I want to underscore the extent of our international cooperation in white collar enforcement by noting that, in kleptocracy cases, one of our goals is to return the proceeds of the kleptocrat’s crimes to those harmed by their criminal conduct. Just last year, for example, the department returned $1.5 million to Taiwan that constituted proceeds from the sale of a forfeited New York condominium and a Virginia residence that the United States alleged were purchased with bribe money paid to the family of Taiwan’s former President Chen Shui-Bian. Our ability to identify and forfeit those properties was the result of extensive cooperation with the Taiwan Supreme Prosecutor’s Office, and it is our hope that the return of the funds to the Taiwanese people sends a strong message about our commitment to vigorous and effective cooperation in international criminal enforcement.
Before I conclude, I would be remiss if I did not comment on the Fraud Section’s “Pilot Program.” Last year, the Fraud Section implemented a one-year “Pilot Program” for FCPA cases, to provide more transparency and consistency for our corporate resolutions. The “Pilot Program” provides our prosecutors, companies and the public clear metrics for what constitutes voluntary self-disclosure, full cooperation and full remediation. It also outlines the benefits that are accorded a voluntary self-disclosure of wrongdoing, full cooperation and remediation. The one-year pilot period ends on April 5. At that time, we will begin the process of evaluating the utility and efficacy of the “Pilot Program,” whether to extend it, and what revisions, if any, we should make to it. The program will continue in full force until we reach a final decision on those issues.
In closing, let me just say a few things:
It is clear that global investigations of corruption are on the rise. We are seeing that often within a close temporal proximity of our prosecutions, other countries are also taking action. It is no longer just us and a few other countries.
Something is happening in the world today; you can feel it. It is a global movement, getting stronger and stronger each day with every case we make.

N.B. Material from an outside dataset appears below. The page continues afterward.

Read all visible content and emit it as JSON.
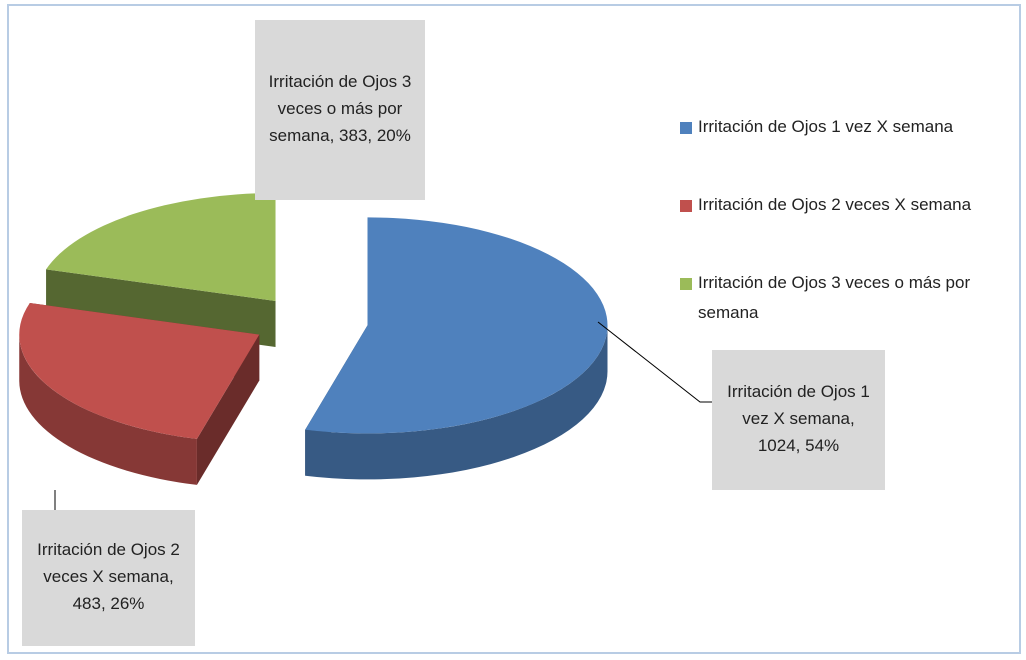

Countries, all the ones I mentioned earlier, and many others, are all moving in the same direction, more together than ever, pursuing corruption.
The Criminal Division remains committed to doing its part by vigorously investigating and prosecuting international crime when it violates U.S. laws, and by remaining committed to international collaboration in our nations’ shared struggle to safeguard our citizens, our markets and financial systems, and our networks.
As I said last year at a corruption and white collar crime forum in Bogota, Colombia, the current trend of international cooperation among our counterparts who are all fighting transnational financial corruption and other white collar crimes reminds me of the 1960s song made popular by the singing group Martha and the Vandellas – the lyrics of which are the appropriate message for all the corrupt officials and bad actors, foreign and domestic: Nowhere to run baby, Nowhere to hide.
Thank you for your time today. Have a wonderful rest of the day.